E allora perché siamo sempre andati a caccia di una realtà vera?

"Facciamo un'estrapolazione. Siamo abituati a guardare oltre ciò che conosciamo... Il che è giusto ma d'istinto ci fa fare un salto ed ipotizzare una realtà finale. Ma la fisica ci dice che è un errore. Posso voler correre sempre più veloce ma non posso arrivare a un percorso in tempo zero. La curiosità non può arrivare alla fine...".

Nel libro il lettore fa una scoperta stupefacente. Ovvero che il concetto di spazio di Aristotele che tutti ci ricordiamo per il famoso horror vacui nella fisica moderna funziona meglio del concetto di spazio vuoto di Isaac Newton che ci insegnano a scuola. Un bel cambio di prospettiva no?

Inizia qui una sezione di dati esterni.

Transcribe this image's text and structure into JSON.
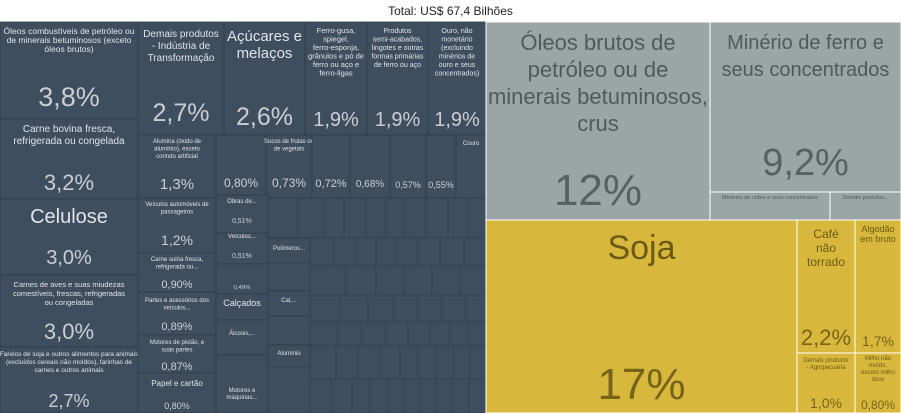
{
  "chart_data": {
    "type": "treemap",
    "title": "Total: US$ 67,4 Bilhões",
    "colors": {
      "industria": "#3f4e5e",
      "extrativa": "#9aa5a5",
      "agro": "#d8b83c",
      "border": "#ffffff",
      "label_dark": "#e0e4e8",
      "label_light": "#4f5a5a",
      "label_agro": "#6b5a14"
    },
    "items": [
      {
        "group": "industria",
        "name": "Óleos combustíveis de petróleo ou de minerais betuminosos (exceto óleos brutos)",
        "value": "3,8%"
      },
      {
        "group": "industria",
        "name": "Carne bovina fresca, refrigerada ou congelada",
        "value": "3,2%"
      },
      {
        "group": "industria",
        "name": "Celulose",
        "value": "3,0%"
      },
      {
        "group": "industria",
        "name": "Carnes de aves e suas miudezas comestíveis, frescas, refrigeradas ou congeladas",
        "value": "3,0%"
      },
      {
        "group": "industria",
        "name": "Farelos de soja e outros alimentos para animais (excluídos cereais não moídos), farinhas de carnes e outros animais",
        "value": "2,7%"
      },
      {
        "group": "industria",
        "name": "Demais produtos - Indústria de Transformação",
        "value": "2,7%"
      },
      {
        "group": "industria",
        "name": "Açúcares e melaços",
        "value": "2,6%"
      },
      {
        "group": "industria",
        "name": "Ferro-gusa, spiegel, ferro-esponja, grânulos e pó de ferro ou aço e ferro-ligas",
        "value": "1,9%"
      },
      {
        "group": "industria",
        "name": "Produtos semi-acabados, lingotes e outras formas primárias de ferro ou aço",
        "value": "1,9%"
      },
      {
        "group": "industria",
        "name": "Ouro, não monetário (excluindo minérios de ouro e seus concentrados)",
        "value": "1,9%"
      },
      {
        "group": "industria",
        "name": "Alumina (óxido de alumínio), exceto corindo artificial",
        "value": "1,3%"
      },
      {
        "group": "industria",
        "name": "",
        "value": "0,80%"
      },
      {
        "group": "industria",
        "name": "Sucos de frutas ou de vegetais",
        "value": "0,73%"
      },
      {
        "group": "industria",
        "name": "",
        "value": "0,72%"
      },
      {
        "group": "industria",
        "name": "",
        "value": "0,68%"
      },
      {
        "group": "industria",
        "name": "",
        "value": "0,57%"
      },
      {
        "group": "industria",
        "name": "",
        "value": "0,55%"
      },
      {
        "group": "industria",
        "name": "Couro",
        "value": ""
      },
      {
        "group": "industria",
        "name": "Veículos automóveis de passageiros",
        "value": "1,2%"
      },
      {
        "group": "industria",
        "name": "Carne suína fresca, refrigerada ou...",
        "value": "0,90%"
      },
      {
        "group": "industria",
        "name": "Partes e acessórios dos veículos...",
        "value": "0,89%"
      },
      {
        "group": "industria",
        "name": "Motores de pistão, e suas partes",
        "value": "0,87%"
      },
      {
        "group": "industria",
        "name": "Papel e cartão",
        "value": "0,80%"
      },
      {
        "group": "industria",
        "name": "Obras de...",
        "value": "0,51%"
      },
      {
        "group": "industria",
        "name": "Veículos...",
        "value": "0,51%"
      },
      {
        "group": "industria",
        "name": "",
        "value": "0,49%"
      },
      {
        "group": "industria",
        "name": "Calçados",
        "value": ""
      },
      {
        "group": "industria",
        "name": "Álcoois,...",
        "value": ""
      },
      {
        "group": "industria",
        "name": "Motores e máquinas...",
        "value": ""
      },
      {
        "group": "industria",
        "name": "Polímeros...",
        "value": ""
      },
      {
        "group": "industria",
        "name": "Cal,...",
        "value": ""
      },
      {
        "group": "industria",
        "name": "Alumínio",
        "value": ""
      },
      {
        "group": "extrativa",
        "name": "Óleos brutos de petróleo ou de minerais betuminosos, crus",
        "value": "12%"
      },
      {
        "group": "extrativa",
        "name": "Minério de ferro e seus concentrados",
        "value": "9,2%"
      },
      {
        "group": "extrativa",
        "name": "Minérios de cobre e seus concentrados",
        "value": ""
      },
      {
        "group": "extrativa",
        "name": "Demais produtos...",
        "value": ""
      },
      {
        "group": "agro",
        "name": "Soja",
        "value": "17%"
      },
      {
        "group": "agro",
        "name": "Café não torrado",
        "value": "2,2%"
      },
      {
        "group": "agro",
        "name": "Algodão em bruto",
        "value": "1,7%"
      },
      {
        "group": "agro",
        "name": "Demais produtos - Agropecuária",
        "value": "1,0%"
      },
      {
        "group": "agro",
        "name": "Milho não moído, exceto milho doce",
        "value": "0,80%"
      }
    ]
  }
}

"La descrizione aristotelica torna buona perché questo spazio fisso messo là, e a cui siamo stati abituati per qualche secolo ha funzionato nel descrivere la realtà, ora non lo fa più... La filosofia aveva preso Newton come definitivo, ad esempio Kant, ma oggi sappiamo che nella fisica non c'è uno spazio vuoto, dove non c'è campo gravitazionale non c'è spazio. Non c'è il vuoto mai. Quindi sono vecchie idee ma usate in modo molto nuovo a partire da quello che abbiamo imparato sui quanti e sulla relatività".

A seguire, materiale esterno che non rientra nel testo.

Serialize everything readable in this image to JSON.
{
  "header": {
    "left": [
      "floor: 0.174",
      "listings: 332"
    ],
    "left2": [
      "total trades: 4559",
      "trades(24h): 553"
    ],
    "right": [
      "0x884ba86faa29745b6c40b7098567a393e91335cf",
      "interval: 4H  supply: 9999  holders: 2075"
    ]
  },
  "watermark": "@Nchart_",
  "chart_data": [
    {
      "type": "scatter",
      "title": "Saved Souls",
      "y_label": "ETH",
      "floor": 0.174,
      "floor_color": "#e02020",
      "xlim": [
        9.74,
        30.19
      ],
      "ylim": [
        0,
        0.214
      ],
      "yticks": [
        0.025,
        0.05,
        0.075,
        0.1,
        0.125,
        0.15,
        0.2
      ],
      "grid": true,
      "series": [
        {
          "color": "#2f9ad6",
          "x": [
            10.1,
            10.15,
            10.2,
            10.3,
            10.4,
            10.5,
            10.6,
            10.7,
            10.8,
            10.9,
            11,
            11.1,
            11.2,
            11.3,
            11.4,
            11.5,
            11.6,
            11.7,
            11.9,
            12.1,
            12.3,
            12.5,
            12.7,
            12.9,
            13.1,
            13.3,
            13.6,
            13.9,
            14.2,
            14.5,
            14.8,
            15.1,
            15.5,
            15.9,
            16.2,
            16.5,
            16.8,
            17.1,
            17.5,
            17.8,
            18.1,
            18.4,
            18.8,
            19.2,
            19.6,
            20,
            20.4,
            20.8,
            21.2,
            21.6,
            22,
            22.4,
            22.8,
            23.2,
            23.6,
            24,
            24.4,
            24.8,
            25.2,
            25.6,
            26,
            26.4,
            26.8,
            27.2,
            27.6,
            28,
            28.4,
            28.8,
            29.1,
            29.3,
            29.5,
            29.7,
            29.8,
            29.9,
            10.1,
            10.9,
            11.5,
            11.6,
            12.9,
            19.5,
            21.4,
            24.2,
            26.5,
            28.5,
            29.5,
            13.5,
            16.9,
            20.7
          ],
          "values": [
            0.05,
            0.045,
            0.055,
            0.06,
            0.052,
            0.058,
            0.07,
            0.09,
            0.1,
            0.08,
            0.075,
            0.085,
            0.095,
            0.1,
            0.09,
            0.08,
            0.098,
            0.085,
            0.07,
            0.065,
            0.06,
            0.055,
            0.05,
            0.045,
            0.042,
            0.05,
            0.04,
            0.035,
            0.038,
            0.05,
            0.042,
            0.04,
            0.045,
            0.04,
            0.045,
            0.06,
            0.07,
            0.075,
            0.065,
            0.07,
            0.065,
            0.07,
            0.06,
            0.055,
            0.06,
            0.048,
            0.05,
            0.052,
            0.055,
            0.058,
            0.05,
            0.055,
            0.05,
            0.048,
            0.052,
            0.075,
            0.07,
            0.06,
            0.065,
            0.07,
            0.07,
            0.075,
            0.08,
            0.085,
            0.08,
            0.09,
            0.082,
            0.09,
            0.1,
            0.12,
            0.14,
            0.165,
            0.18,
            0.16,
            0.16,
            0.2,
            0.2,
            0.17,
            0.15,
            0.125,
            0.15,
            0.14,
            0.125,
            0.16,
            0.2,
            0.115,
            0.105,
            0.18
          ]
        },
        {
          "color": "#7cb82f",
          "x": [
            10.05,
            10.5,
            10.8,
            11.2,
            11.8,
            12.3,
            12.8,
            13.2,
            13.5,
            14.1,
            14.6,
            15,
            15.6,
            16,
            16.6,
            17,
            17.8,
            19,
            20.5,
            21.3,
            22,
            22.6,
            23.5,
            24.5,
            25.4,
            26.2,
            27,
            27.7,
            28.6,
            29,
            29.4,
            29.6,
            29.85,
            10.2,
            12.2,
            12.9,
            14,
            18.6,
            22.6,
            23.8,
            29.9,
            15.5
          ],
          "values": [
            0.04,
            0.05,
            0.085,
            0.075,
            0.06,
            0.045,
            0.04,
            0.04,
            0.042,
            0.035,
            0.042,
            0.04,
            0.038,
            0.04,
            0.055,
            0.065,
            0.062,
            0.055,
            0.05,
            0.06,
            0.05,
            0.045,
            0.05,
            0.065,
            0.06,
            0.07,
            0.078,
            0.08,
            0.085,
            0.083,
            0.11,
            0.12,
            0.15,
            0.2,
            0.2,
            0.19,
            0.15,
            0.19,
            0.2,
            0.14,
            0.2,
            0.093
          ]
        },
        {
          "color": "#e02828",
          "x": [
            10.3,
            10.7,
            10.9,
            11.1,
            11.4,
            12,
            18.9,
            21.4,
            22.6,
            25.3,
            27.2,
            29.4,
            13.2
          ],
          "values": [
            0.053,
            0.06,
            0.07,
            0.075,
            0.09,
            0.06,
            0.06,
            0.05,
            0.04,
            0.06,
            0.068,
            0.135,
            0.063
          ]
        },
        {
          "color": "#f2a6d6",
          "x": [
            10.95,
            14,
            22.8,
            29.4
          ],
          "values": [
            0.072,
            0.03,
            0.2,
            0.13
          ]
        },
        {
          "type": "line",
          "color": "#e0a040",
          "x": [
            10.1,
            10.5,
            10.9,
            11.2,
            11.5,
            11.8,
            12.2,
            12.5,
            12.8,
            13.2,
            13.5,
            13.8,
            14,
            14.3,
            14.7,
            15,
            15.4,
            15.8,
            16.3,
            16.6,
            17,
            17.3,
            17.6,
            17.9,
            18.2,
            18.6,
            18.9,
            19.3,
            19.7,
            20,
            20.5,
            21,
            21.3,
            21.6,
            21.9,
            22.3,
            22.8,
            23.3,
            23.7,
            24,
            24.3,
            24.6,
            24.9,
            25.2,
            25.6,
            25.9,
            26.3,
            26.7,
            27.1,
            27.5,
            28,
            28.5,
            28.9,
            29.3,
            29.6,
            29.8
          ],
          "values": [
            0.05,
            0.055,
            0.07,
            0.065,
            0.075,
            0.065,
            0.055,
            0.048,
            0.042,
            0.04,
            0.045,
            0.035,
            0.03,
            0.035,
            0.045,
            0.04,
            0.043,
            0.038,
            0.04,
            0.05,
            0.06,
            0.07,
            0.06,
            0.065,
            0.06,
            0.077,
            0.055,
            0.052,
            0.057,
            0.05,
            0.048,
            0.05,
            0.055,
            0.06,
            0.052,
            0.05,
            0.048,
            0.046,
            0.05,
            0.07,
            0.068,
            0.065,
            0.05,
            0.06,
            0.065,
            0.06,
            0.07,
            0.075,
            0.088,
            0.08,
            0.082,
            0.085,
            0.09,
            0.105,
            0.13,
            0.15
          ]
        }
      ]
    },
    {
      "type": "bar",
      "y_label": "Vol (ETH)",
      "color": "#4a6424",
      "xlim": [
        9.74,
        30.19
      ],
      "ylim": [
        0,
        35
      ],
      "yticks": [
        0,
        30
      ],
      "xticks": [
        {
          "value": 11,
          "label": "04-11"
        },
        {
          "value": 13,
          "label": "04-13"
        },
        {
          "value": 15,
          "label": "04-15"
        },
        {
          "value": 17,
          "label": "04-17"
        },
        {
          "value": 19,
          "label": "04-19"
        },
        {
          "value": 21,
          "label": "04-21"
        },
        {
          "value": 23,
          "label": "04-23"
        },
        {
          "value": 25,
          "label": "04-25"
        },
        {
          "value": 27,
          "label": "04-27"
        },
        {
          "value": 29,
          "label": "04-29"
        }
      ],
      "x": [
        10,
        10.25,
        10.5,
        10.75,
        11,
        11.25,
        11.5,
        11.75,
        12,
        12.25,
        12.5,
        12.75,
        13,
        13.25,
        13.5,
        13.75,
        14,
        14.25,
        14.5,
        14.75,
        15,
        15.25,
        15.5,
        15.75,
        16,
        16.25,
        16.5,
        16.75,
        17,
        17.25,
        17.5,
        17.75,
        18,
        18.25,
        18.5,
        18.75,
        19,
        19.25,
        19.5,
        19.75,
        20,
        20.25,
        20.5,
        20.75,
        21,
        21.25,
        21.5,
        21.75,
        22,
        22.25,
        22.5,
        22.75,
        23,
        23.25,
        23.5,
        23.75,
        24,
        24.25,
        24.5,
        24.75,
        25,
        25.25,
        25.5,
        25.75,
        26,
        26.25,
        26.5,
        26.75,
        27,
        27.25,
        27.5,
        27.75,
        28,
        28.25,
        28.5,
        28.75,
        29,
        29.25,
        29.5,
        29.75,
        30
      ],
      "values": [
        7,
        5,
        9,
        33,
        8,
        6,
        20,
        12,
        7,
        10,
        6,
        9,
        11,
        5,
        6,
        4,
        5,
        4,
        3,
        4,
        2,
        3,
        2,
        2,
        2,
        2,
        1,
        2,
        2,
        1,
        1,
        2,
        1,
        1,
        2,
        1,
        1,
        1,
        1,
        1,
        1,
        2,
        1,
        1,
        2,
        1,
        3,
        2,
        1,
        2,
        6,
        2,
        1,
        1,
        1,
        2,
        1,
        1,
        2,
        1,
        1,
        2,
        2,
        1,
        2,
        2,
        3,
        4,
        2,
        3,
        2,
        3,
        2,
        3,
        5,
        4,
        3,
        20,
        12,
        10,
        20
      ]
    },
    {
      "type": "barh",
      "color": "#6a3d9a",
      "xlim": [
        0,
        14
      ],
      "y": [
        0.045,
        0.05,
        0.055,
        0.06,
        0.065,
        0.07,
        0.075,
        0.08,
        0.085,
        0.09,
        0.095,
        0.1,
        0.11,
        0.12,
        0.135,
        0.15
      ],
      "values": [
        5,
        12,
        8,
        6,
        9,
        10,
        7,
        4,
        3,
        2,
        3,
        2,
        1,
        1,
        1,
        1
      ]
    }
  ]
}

Molte di queste acquisizioni della fisica che pure hanno cento anni non rientrano nei programmi scolastici, è questo che crea uno iato nella conoscenza tra specialisti e non specialisti...

"Allora è abbastanza normale che ci sia questo ritardo, anche se relatività e quantistica fanno funzionare molti congegni che utilizziamo o utilizzeremo, dal gps al computer quantistico...

L'evoluzione culturale è sempre più lenta di quel che crediamo, per recepire la rivoluzione copernicana l'Europa ci ha messo un secolo e mezzo. Ora con la quantistica si sta accelerando, lo dimostra anche il recente Nobel, dato proprio a chi ha dimostrato che si possono ottenere fenomeni quantistici macroscopici anche sulla Terra".